Enterprise migration to VoIP could see Europe’s enterprise telephony market become a $4.4 billion business by 2008. The convergence of voice and data networks requiring the migration from circuit- to packet-switched represents a substantial opportunity not only for IP vendors directly selling these solutions, but also those partners that are bringing associated IP applications to market.
New research from Datamonitor examines the resultant shifts in market dynamics and ecosystems and evolving go-to-market plans of the leading IP vendors, and reveals that players with a more diverse partner mix are more successful than those that focus solely on optimizing their channel strategy. Datamonitor believes that by developing these relationships, the IP telephony market can finally realize its full potential driving it to $2.6 billion by 2008 in western Europe.
With the increased credibility of Asian vendors, such as Huawei, and the bolstering of more traditional mid-market competition, leading IP vendors like Avaya, Cisco and Nortel have had to rethink the value that they provide to their customers. As a result, partnership strategies have begun to extend beyond technological software partnerships to look at relationships that enhance the propositions for specific vertical industry sectors.
Migration to IP-PBX (Internet protocol enabled private branch exchange), is gaining traction in large companies and SMEs, at the expense of traditional PBX (privately owned telephone switching systems for handling multiple telephone lines without having to pay the phone company to lease each line separately).
Deployment of IP-PBX reduces long-term operational costs as both voice and data traffic can be managed on one network. IP-PBX’s promote the development of value-added IP services and applications as it can support a much richer set of features and capabilities and can inter-operate with data applications. Examples include customer relationship management (CRM) software, interactive voice response (IVR), videoconferencing, directory information and unified messaging.

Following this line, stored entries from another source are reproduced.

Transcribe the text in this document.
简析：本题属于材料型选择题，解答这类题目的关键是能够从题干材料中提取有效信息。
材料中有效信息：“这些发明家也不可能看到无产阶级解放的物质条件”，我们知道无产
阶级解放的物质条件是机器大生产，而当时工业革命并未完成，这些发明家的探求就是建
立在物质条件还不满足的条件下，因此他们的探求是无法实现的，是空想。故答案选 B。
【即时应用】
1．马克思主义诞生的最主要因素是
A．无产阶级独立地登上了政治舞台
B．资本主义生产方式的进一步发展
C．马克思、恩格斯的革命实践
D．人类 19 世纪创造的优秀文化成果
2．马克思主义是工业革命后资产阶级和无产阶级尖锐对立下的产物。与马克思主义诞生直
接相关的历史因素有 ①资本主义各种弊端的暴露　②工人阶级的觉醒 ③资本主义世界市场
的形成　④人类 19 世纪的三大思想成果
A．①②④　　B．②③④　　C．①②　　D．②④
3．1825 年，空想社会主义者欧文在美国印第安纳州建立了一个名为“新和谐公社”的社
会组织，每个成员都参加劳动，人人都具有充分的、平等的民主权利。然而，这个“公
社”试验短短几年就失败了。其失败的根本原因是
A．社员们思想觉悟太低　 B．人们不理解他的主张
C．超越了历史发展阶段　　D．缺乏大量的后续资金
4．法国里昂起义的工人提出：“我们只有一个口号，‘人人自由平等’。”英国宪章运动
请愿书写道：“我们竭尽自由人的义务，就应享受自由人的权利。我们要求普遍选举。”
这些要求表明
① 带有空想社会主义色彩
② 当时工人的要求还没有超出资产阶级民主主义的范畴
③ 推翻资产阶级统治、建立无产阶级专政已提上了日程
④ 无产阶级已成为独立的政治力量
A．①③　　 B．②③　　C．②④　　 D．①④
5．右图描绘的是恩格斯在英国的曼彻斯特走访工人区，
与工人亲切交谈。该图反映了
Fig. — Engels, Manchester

Initially, those vendors that have offered solutions that can IP enable a legacy PBX system have been best positioned to take advantage of the evolutionary nature of uptake. However, the strength and diversity of IP vendors’ ecosystems and the depth of the horizontal and vertical applications they create will be a greater differentiator going forward.
This broader IP ecosystem includes: service providers (SPs), value-added resellers (VARs), systems integrators (SIs), independent software vendors (ISVs) and data networking vendors. It is these that will help end-users realize IP’s true value.
According to Datamonitor, key vertical markets for customization include financial services, the public sector, healthcare and manufacturing.
Vendors are pursuing a mix of must-have partners, where the majority of IP vendors have close relationships with the firms such as IP recording leader Nice Systems and vertical specialists.
On the vertical side, Datamonitor has identified Misys and NCR in financial services and Intentia and Manugistics in manufacturing as being key vertical partners going forward, enabling IP vendors the ability to better service 26% of the total market.
Datamonitor’s research has shown that while Cisco and Avaya demonstrate the greatest range of ISV partnerships, Siemens has the deepest relationships in specific pockets, notably the healthcare sector.
The challenge for IP vendors going forward is tying into enough ISVs to provide adequate customization and coverage across all targeted verticals without becoming too thinly stretched.
Leveraging the larger ecosystems of the likes of IBM and Microsoft makes a lot of sense for IP vendors and frontrunners examining ways to deepen these partnerships. In addition, while not more critical than VARs, the growing importance of ISVs cannot be ignored. Working with ISVs such as Salesforce.com to create more tailored solutions for the SME market for example is proving a significant differentiator with customers.